Speaking to the Millennium Post Arun Gupta, Assistant Commissioner of the Tribal Welfare-Port Blair, said, ‘We have already started working on the book, which will be Ongan to English. Though it is in a preliminary stage but we are hopeful that soon it will be completed.’ On the context of its challenges, he said, ‘Onge is characterized by nineteen consonants and nine-vowel system and the problem is very few people are available in India who know about the subject. We are also taking help from the Onge and already roped in Professor Biswajit Pandya of Dhirubhai Institute of Technology (Gujarat) who is having an expertise in the language.’

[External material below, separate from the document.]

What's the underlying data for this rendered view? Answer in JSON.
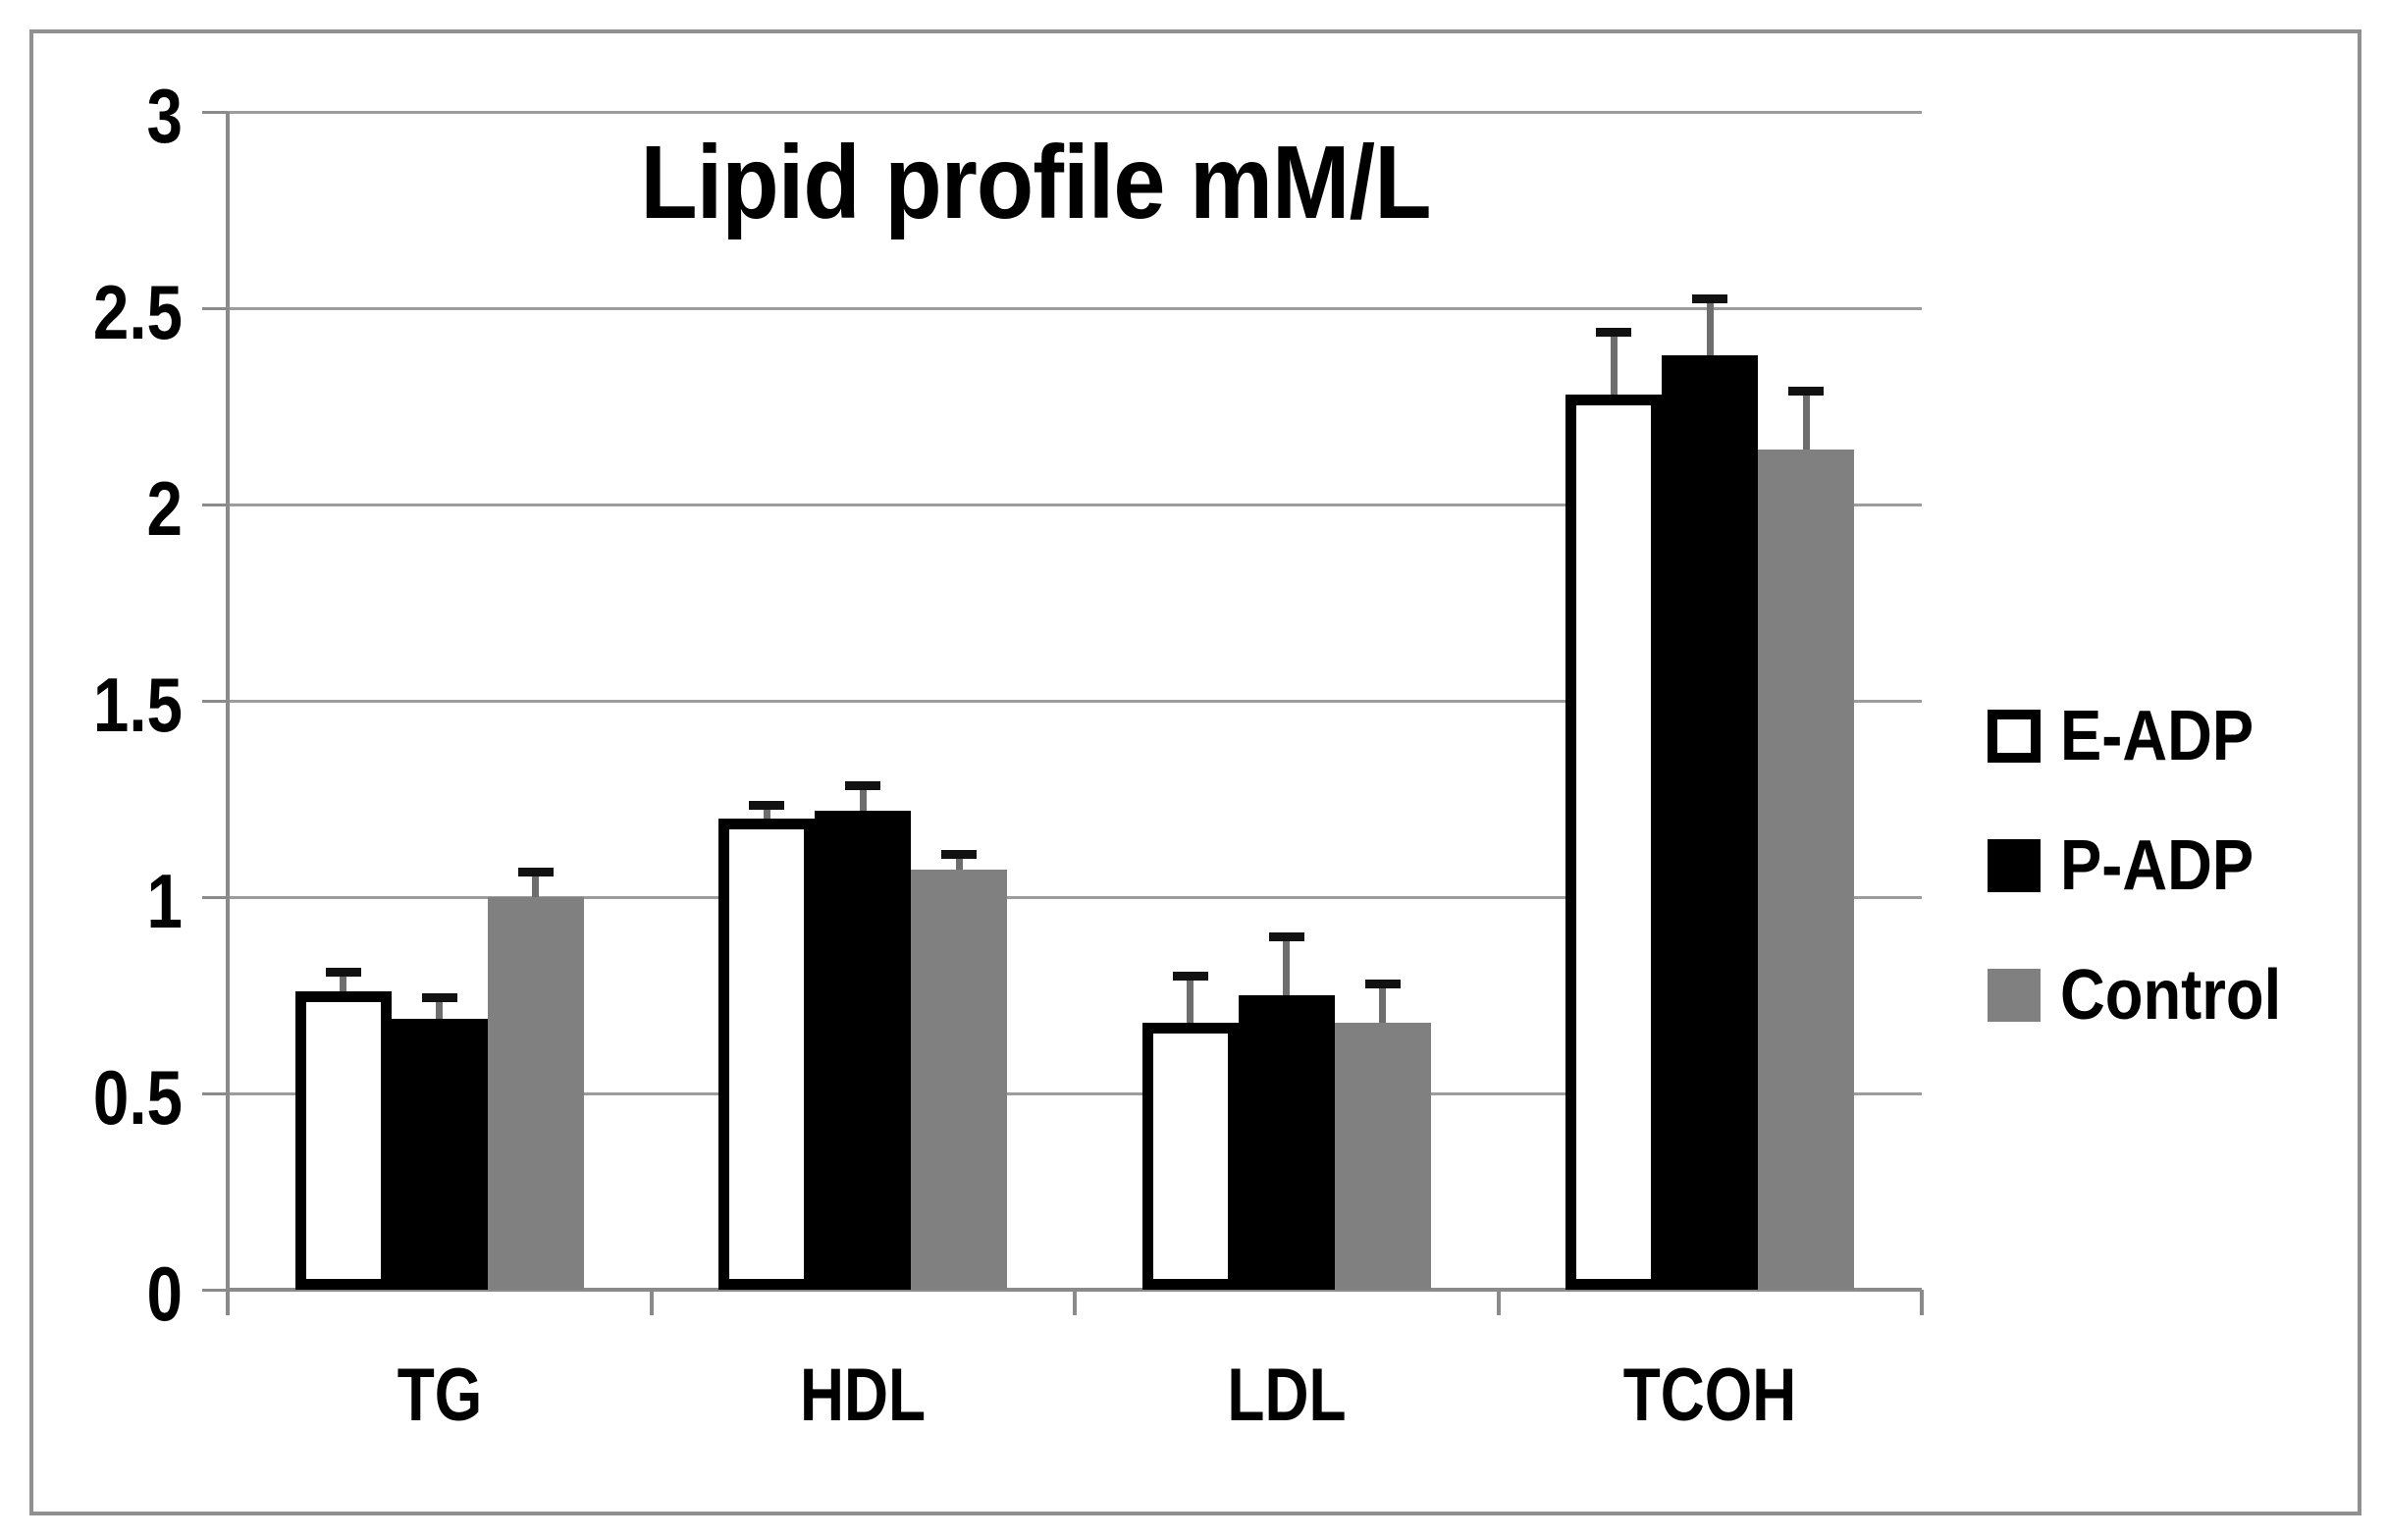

‘We have a local body called Andaman Adim Janajati Vikash Samiti (AAJVS) and Tribal Research Institute which was set up for the welfare and research work on the tribal people. They have also asked to help us in making this dream a success,’ he said. The current population of Onge is 112 including 35 children. This book, which is expected to be published in coming months will be a gift for these Onge children. Initially, a fund of Rs 50 lakhs has been allocated for the project but demand is there to increase the allocation considering additional expenses in taking researchers from mainland.
Some of the words, which will be incorporated in the ‘pictorial book’ will be giyangejebey (Tsunami), ejale (face), oticule (head), ine (water), inene (foreigner), dage (coconut), uthire (child), aao (bow) etc.